YoungXIAO13 / FewShotDetection

(ECCV 2020) PyTorch implementation of paper "Few-Shot Object Detection and Viewpoint Estimation for Objects in the Wild"
http://imagine.enpc.fr/~xiaoy/FSDetView/
MIT License
209 stars 33 forks source link

How is AP(novel) > AP(base) on COCO? #30

Open arvind-iyer opened 3 years ago

arvind-iyer commented 3 years ago

Correct me if I am mistaken, but the reported AP values for base and novel might be swapped. With the model only seeing 1/3 novel samples compared to the base sample, we expect the detection accuracy to also be lower accordingly. The reported accuracies for VOC seem to abide by this estimation.

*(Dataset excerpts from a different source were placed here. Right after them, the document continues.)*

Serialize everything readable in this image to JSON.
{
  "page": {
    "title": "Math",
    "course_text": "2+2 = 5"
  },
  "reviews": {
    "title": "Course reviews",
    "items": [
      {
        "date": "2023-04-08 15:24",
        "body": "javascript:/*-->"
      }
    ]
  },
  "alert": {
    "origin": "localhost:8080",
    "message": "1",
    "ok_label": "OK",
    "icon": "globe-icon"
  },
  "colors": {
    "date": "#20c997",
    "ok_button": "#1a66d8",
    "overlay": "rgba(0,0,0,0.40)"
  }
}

What is different in COCO for the results to be skewed the other way?

YoungXIAO13 commented 3 years ago

That's a good question!

I actually have a few guesses but not confirmed thoughts:

  1. the number of ambiguous categories in COCO is larger than that in VOC, when the prediction branch being re-initialized and re-trained in the few-shot fine-tuning stage, the performance of base classes usually suffers a severe drop as the network tries to conduct a multi-class classification and predict class-specific box locations for each RoI. That performance drop is much obvious in COCO because our network conditions the output on the combination of query features and class features, the more ambiguous are the class features, the less precise are the outputs.

  2. the class-agnostic box regression branch proposed in TFA seems to handle this issue very well by always using the same box regressor for all the classes, which I think could benefit most current few-shot object detection networks using a specific prediction bin for each class.